O discurso é diferente, disse Grossman, porque as mudanças podem ser medidas.

Na instalação da doença, ocorrem mudanças no ritmo da fala dos pacientes, com pausas distribuídas aparentemente ao acaso. Mudanças no emprego das palavras também – os pacientes usam  menos termos abstratos.

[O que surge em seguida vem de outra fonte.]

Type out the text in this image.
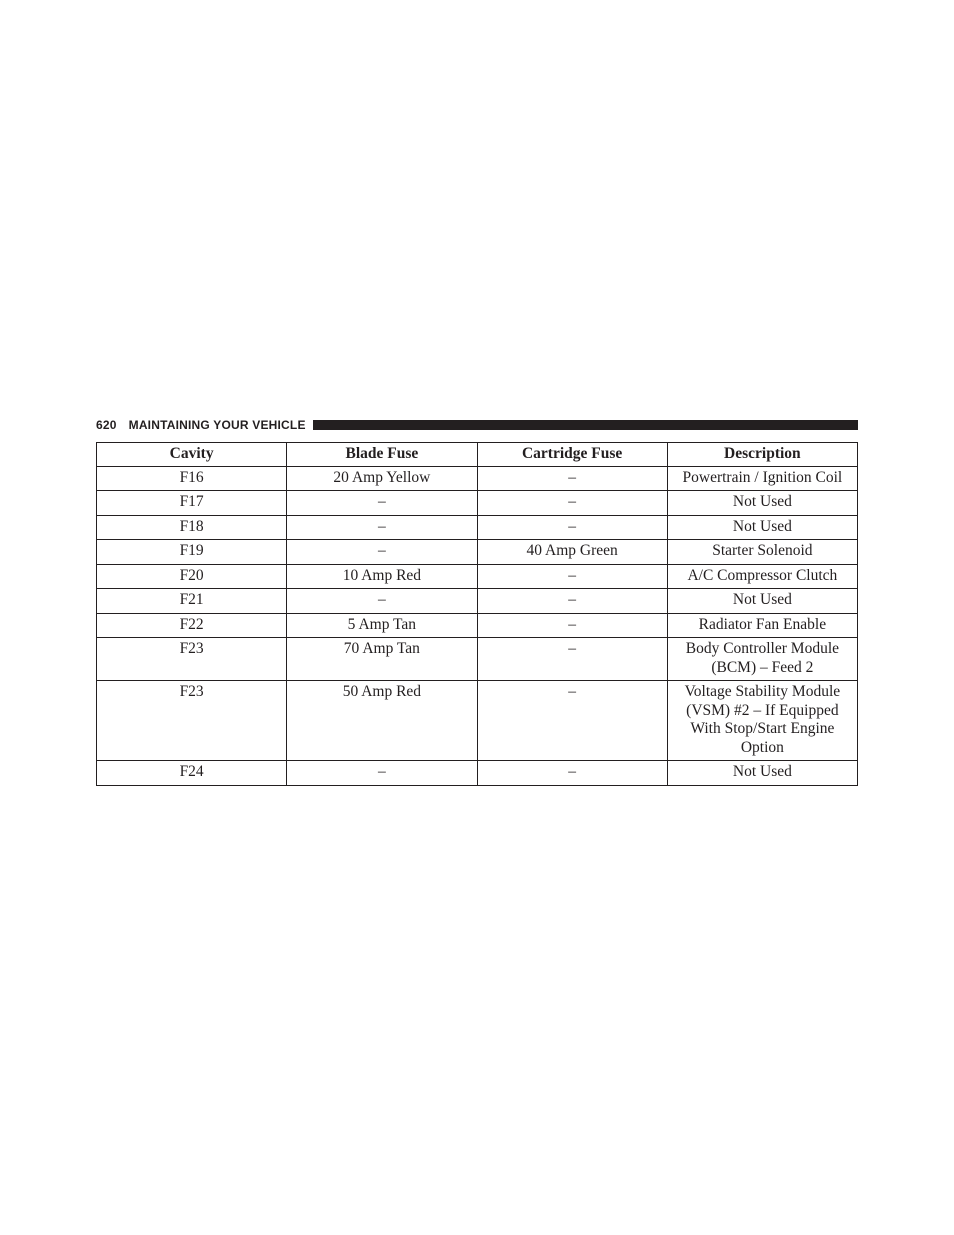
620 MAINTAINING YOUR VEHICLE
Cavity	Blade Fuse	Cartridge Fuse	Description
F16	20 Amp Yellow	–	Powertrain / Ignition Coil
F17	–	–	Not Used
F18	–	–	Not Used
F19	–	40 Amp Green	Starter Solenoid
F20	10 Amp Red	–	A/C Compressor Clutch
F21	–	–	Not Used
F22	5 Amp Tan	–	Radiator Fan Enable
F23	70 Amp Tan	–	Body Controller Module (BCM) – Feed 2
F23	50 Amp Red	–	Voltage Stability Module (VSM) #2 – If Equipped With Stop/Start Engine Option
F24	–	–	Not Used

Estas alterações estão diretamente ligadas a mudanças nas partes frontotemporais do cérebro, segundo Grossman. E elas parecem ser universais, não exclusivas da língua inglesa.

Adam Boxer, diretor da unidade de pesquisa clínica de neurociências da UC de São Francisco, também está estudando a demência frontotemporal. A sua ferramenta é um aplicativo de smartphone. Os seus pacientes são pessoas saudáveis que herdaram uma predisposição genética a desenvolver a doença. O seu método é mostrar aos pacientes uma imagem e pedir que eles gravem uma descrição do que estão vendo.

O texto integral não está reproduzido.